Whether you’re ready to soak up some history or learn about the mysteries of deep space, the nation’s capital abounds in fun activities to keep you occupied. Caravanning Australia shares its top three things to do in Canberra and surrounds.
See the forest and the trees at the National Arboretum
Boasting 94 forests full of rare, endangered and symbolic trees from all over the world, the National Arboretum is a nature lover’s delight. Discover an astounding array of botanical beauty across the 250-hectare site – by foot, by car, by bicycle or even by horse!
Be sure to pay a visit to the National Bonsai and Penjing Collection, which features living artworks and miniature forests created by some of Australia’s greatest bonsai and penjing artists. Free tours of the different collections are available (guided or self-guided), and you can also enjoy the outdoor sculptures and barbecue areas boasting great views over Canberra.

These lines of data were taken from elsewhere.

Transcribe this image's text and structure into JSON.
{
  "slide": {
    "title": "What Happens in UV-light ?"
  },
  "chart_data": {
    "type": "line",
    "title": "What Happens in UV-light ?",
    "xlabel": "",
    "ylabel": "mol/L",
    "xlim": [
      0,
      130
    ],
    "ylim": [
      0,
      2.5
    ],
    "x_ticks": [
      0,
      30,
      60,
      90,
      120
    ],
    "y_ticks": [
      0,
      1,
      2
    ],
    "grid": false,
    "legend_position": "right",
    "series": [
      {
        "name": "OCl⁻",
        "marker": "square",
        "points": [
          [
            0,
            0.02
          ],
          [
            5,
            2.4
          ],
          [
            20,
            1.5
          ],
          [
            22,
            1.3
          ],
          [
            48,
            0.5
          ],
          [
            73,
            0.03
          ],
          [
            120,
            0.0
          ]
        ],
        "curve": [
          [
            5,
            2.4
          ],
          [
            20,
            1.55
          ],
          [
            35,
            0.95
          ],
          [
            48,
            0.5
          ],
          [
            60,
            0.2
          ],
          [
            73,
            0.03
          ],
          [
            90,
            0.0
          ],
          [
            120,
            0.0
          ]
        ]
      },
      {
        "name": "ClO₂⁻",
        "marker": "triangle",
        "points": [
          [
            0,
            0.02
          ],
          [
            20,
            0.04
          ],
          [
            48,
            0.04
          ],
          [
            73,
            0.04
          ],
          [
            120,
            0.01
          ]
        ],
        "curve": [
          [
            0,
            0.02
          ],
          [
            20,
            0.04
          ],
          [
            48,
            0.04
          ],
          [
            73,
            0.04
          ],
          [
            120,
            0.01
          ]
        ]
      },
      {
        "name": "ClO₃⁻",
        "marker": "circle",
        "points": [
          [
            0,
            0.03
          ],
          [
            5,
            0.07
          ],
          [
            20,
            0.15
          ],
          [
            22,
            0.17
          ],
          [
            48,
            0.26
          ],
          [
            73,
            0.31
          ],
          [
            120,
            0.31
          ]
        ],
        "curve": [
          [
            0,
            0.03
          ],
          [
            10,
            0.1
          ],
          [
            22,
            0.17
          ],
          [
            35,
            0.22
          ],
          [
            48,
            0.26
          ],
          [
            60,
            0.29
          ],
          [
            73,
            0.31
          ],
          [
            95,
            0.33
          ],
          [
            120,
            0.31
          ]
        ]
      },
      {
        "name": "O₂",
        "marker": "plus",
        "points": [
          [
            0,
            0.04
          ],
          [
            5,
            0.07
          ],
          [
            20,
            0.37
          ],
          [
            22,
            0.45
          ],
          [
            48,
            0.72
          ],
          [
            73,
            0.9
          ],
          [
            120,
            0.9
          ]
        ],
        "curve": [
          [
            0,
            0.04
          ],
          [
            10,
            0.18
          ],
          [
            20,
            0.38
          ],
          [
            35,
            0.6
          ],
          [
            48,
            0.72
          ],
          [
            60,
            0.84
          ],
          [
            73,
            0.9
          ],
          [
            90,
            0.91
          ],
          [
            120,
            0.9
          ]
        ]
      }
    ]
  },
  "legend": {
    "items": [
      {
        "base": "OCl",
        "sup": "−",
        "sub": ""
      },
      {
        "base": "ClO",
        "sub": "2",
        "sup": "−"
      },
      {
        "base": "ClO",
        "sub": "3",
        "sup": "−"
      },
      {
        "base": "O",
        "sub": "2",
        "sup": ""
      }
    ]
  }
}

Uncover our history at the Australian War Memorial
The Australian War Memorial is a fascinating combination of shrine, museum and archive – and visitors to the capital consistently rate it as one of the top attractions to see.
The memorial explores the individual and public histories of conflicts that Australia has been involved in, including World Wars I and II, the Vietnam War, the Korean War and several others. The silent, solemn heart of the memorial is the Hall of Memory, where you can stand by the Tomb of the Unknown Soldier. Visitors must walk past the names of 102,000 people who have given their lives in service of the country to get there, making it a poignant experience. Be sure to stay until 4.55 pm, when the daily Last Post Ceremony is performed.
Look deep into someone’s eyes at the National Portrait Gallery
Lock eyes with some of the nation’s most interesting artists, musicians, entertainers, sports people and politicians at the National Portrait Gallery. More than 400 famous faces can be found here, including Nick Cave, Ned Kelly, Geoffrey Gurrumul Yunupingu, Quentin Bryce, Cathy Freeman, Patrick Dodson, Tracey Moffatt, Jack Charles and many more. Interesting biographical notes accompanying the portraits add insight to the story of Australian history, creativity and culture, in all its diversity.
There are also many examples of portraits using new media in the gallery, such as Warwick Thornton’s portrait of Paul Kelly and David Rosetzky’s video depiction of Cate Blanchett. To walk through the gallery provides a good reminder of the flexibility of the genre, and gives visitors the opportunity to connect with the lives of others, and reflect on their own lives.